December 29, 2022 | 3 minute read
pastor.bekah

An illustration of bread being the bridge between communities.

“I love it when Jesus calls people ‘you fools!’” said my husband Mark with a smile.  

We were sitting around the dinner table, discussing the theme passage of this publication. It’d been a while since I’d read the passage, and I’ll confess I’d never paid much attention to that part (v. 25). Millennial-Christian-meme humour flourishes in our house, and so I laughed. The phrase brings to my mind Gandalf’s oft-repeated “Fool of a Took!” from The Lord of the Rings. 

Though we chuckle at the language now, it makes me wonder what tone Jesus used when he met Cleopas and [unidentified follower, possibly a woman] on the Emmaus Road. Was it friendly banter or absolute seriousness? Was there a twinkle in his eye? Or dismay? Was he like Gandalf—protectively angry for good reason but, in using familiar language, revealing a soft spot for his too-curious-for-his-own-good young hobbit friend?

When I read this story, I am struck by Cleopas and his friend’s many opportunities to realize that Jesus was with them. The words “you fools!” were certainly not the first chance they had to recognize who was on the road with them that day.

First, they see him with their eyes—something you’d think would be the first clue, but for some reason, “their eyes were kept from recognizing him” (v. 16).

Then they hear his voice, but Jesus doesn’t tell them who he is. Though he knows the answers, he asks curious questions: “What are you talking about? What things have happened?” He listens to their response. He chastises them. Surely his tone is familiar? 

As he explains the Scriptures to them, I make a judgement of our protagonists: Were they truly followers? How could they not recognize Jesus by his teaching style if they’d been sitting at his feet for the past few years?

It’s not until they are sitting at a table with him—that holy moment of pause, the snap of the bread—that they recognize who is sitting with them. 

My Jewish Annotated New Testament says this about that moment: “…revelation is connected with the breaking of bread in a fellowship meal; faith comes through revelation, not Bible study or logic or even a vision of Jesus.”

I notice that my first reaction is to judge the followers in our story: to doubt their sincerity and question the depth of their relationship with Jesus. I don’t notice Jesus’ response of curiosity or him embodying a posture of community around the dinner table. I focus on his disciples’ faults—ones that I have perceived. 

I wonder, how often have we, in our very own denomination, done the same to each other? How often have we relied on our perceptions about someone or some church without taking the time to have a meal with them and consider what Jesus might have to teach us through them? 

Can we name the lines we have drawn and cross them with curiosity and good bread?

Seeing, touching, hearing, understanding—all seem to come second to a meal around a table in this story. The breaking of bread. The embodied practice of community in Christ.  
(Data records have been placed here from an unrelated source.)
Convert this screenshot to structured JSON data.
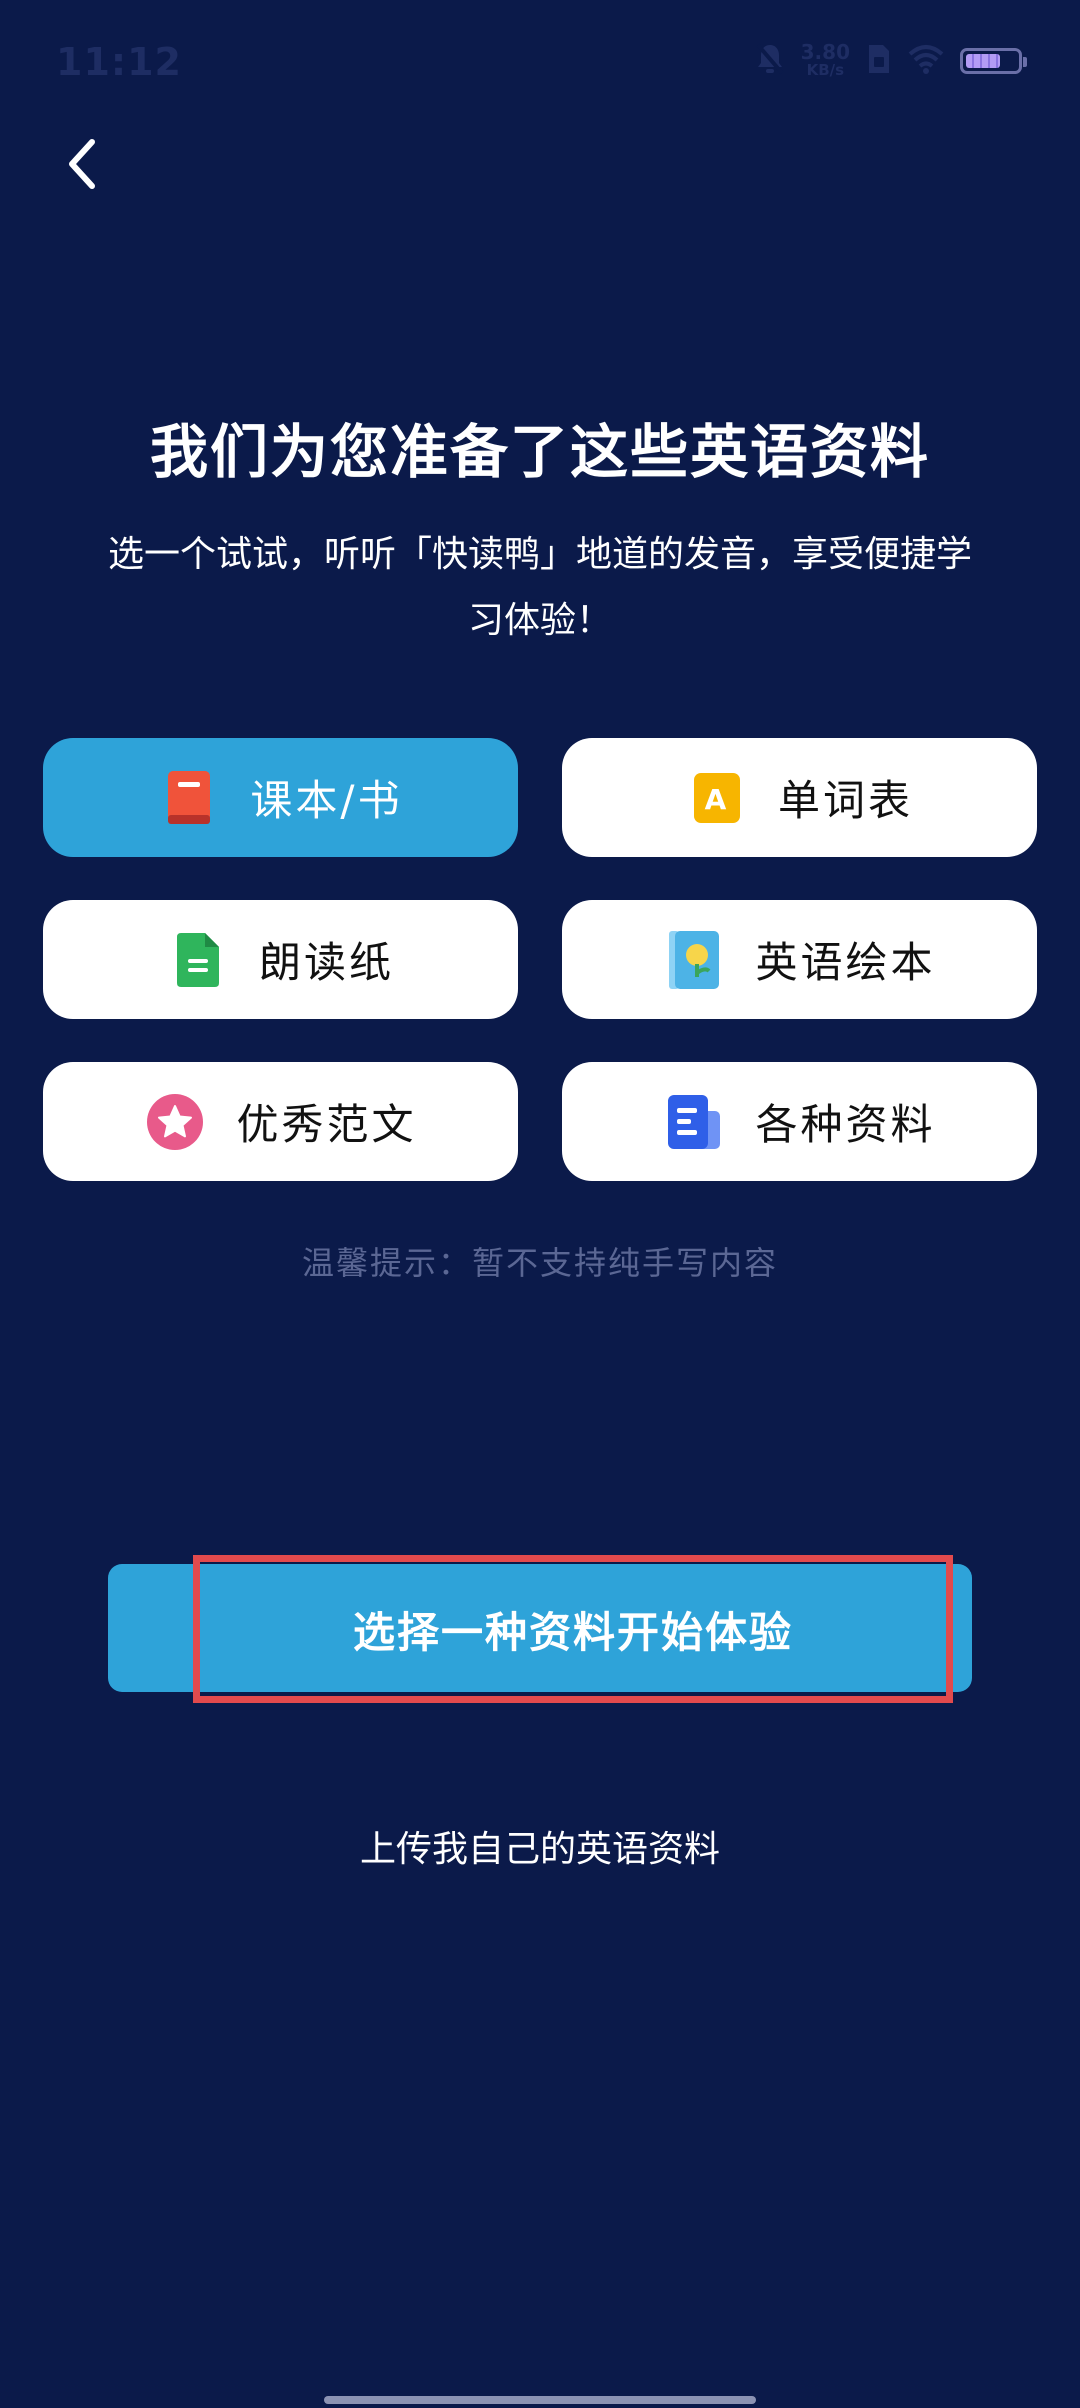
{
  "status_bar": {
    "time": "11:12",
    "net_speed_value": "3.80",
    "net_speed_unit": "KB/s"
  },
  "header": {
    "title": "我们为您准备了这些英语资料",
    "subtitle": "选一个试试，听听「快读鸭」地道的发音，享受便捷学习体验！"
  },
  "options": [
    {
      "label": "课本/书",
      "icon": "book-icon",
      "color": "#f0533a",
      "selected": true
    },
    {
      "label": "单词表",
      "icon": "letter-a-icon",
      "color": "#f7b500",
      "selected": false
    },
    {
      "label": "朗读纸",
      "icon": "document-icon",
      "color": "#2fb55c",
      "selected": false
    },
    {
      "label": "英语绘本",
      "icon": "picture-book-icon",
      "color": "#4db3e6",
      "selected": false
    },
    {
      "label": "优秀范文",
      "icon": "star-icon",
      "color": "#e85a8a",
      "selected": false
    },
    {
      "label": "各种资料",
      "icon": "files-icon",
      "color": "#2f5fe8",
      "selected": false
    }
  ],
  "tip": "温馨提示：暂不支持纯手写内容",
  "primary_button": "选择一种资料开始体验",
  "upload_link": "上传我自己的英语资料",
  "colors": {
    "background": "#0b1a4a",
    "accent": "#2ea3d9",
    "highlight": "#e24a4d"
  }
}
And so, as we journey together, as Alliance women and men on the road of change, culture shifts, and innovation (not unlike what the disciples on the Emmaus Road were journeying towards themselves), what does it look like to model the curious kind of community Jesus introduces us to? 
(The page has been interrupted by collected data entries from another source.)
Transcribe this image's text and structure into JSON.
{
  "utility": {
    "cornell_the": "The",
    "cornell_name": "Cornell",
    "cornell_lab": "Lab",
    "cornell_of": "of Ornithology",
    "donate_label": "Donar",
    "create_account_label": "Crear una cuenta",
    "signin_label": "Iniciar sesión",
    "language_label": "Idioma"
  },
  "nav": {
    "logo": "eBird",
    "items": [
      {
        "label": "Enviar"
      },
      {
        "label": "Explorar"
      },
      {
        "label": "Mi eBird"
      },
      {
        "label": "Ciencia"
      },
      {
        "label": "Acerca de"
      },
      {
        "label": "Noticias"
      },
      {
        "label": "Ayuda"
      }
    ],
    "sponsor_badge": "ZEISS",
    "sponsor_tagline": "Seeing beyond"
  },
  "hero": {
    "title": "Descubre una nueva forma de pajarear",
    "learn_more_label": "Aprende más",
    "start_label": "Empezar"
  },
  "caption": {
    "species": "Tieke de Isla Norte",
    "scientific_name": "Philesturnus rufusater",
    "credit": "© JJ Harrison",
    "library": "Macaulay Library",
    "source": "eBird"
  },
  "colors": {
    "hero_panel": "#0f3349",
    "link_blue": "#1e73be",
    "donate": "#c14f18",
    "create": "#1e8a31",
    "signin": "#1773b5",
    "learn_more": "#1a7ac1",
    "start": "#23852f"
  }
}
One such shift we are inviting you to consider is intentional curiosity around how we can better work together as a community made up of women and men. Research shared at Assembly in July by the Women in Leadership Collective’s Core Team showed us that, historically, we have not done a great job of making women workers feel welcome at the table within our denomination. 
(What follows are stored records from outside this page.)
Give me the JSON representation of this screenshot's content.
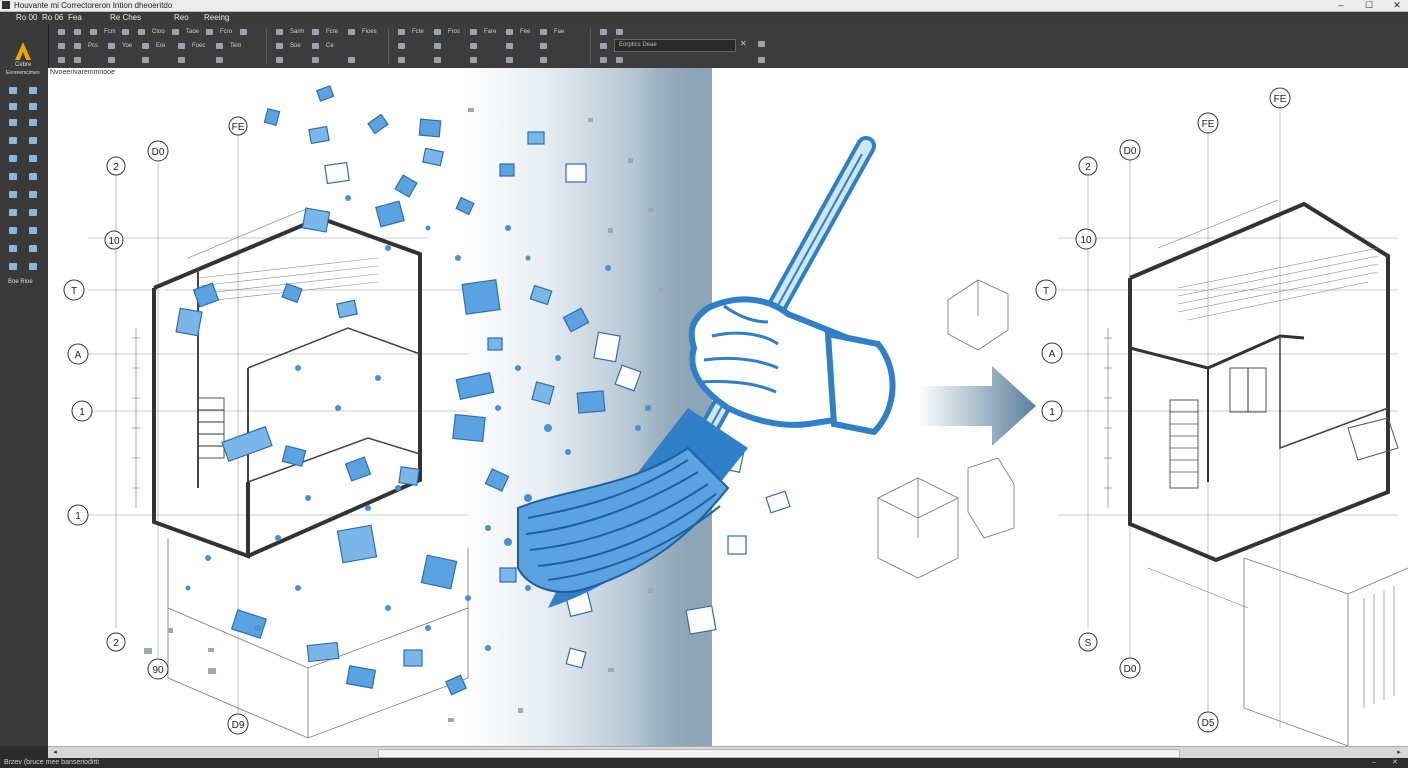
{
  "window": {
    "title": "Houvante mi Correctoreron Intion dheoeritdo",
    "minimize": "–",
    "maximize": "☐",
    "close": "✕"
  },
  "menu": {
    "items": [
      "Ro 00",
      "Ro 06",
      "Fea",
      "Re Ches",
      "Reo",
      "Reeing"
    ]
  },
  "toolbar": {
    "row1_labels": [
      "Fcm",
      "Ctoo",
      "Taoe",
      "Fcro",
      "Sarm",
      "Fcre",
      "Fioes",
      "Fcte",
      "Fros",
      "Fare",
      "Fee",
      "Fae"
    ],
    "row2_labels": [
      "Pcs",
      "Yoe",
      "Ere",
      "Foec",
      "Tem",
      "Soe",
      "Ce"
    ],
    "command_placeholder": "Eorptics Deae",
    "command_close": "✕"
  },
  "left_toolbar": {
    "logo_caption": "Cebre",
    "logo_sub": "Eeoreemcimeo",
    "bottom_label": "Boe Rioe"
  },
  "viewport": {
    "label": "Nvoeerivaremmnooe"
  },
  "drawing": {
    "grid_bubbles_left": [
      "2",
      "10",
      "T",
      "A",
      "1",
      "1",
      "2"
    ],
    "grid_bubbles_top_left": [
      "FE",
      "D0"
    ],
    "grid_bubbles_bottom_left": [
      "90",
      "D9"
    ],
    "grid_bubbles_right": [
      "2",
      "10",
      "T",
      "A",
      "1",
      "S"
    ],
    "grid_bubbles_top_right": [
      "FE",
      "FE",
      "D0"
    ],
    "grid_bubbles_bottom_right": [
      "D0",
      "D5"
    ],
    "arrow_color": "#5a7f9c",
    "tool_color": "#2f7fc9",
    "fragment_color": "#4a90d4"
  },
  "scrollbar": {
    "left_arrow": "◂",
    "right_arrow": "▸"
  },
  "status": {
    "text": "Brzev (bruce mee banserioditti",
    "ctl_a": "–",
    "ctl_b": "✕"
  }
}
How might we approach this with curiosity? What does it look like for women and men to work together in mutual submission, openness, and curiosity towards our goal of revealing Christ to the world? 

As we ponder this and many other issues that threaten to divide us, I offer this blessing from my meditations on the passage of the Emmaus Road: 

May we model a curious kind of community as we go. 

May the Holy Spirit convict us when we make judgements and assumptions.  

May we ask good, curious questions of each other. 

And, in the moments where we’re too curious for our own good 

When we inevitably make mistakes and hurt those around us,

May we hear the kind and familiar voice of Jesus lovingly call us “fools” 

As he guides us back into good community, around a table, with good bread and good people.

 


Footnotes:

The Jewish Annotated New Testament, 2nd Ed, NRSV, 2017. Luke 24:13, pg 166: “Two of them, Cleopas (v 18) and an unidentified follower, who may be a woman.”

The Jewish Annotated New Testament, 2nd Ed, NRSV, 2017. Luke 24:31, pg 166.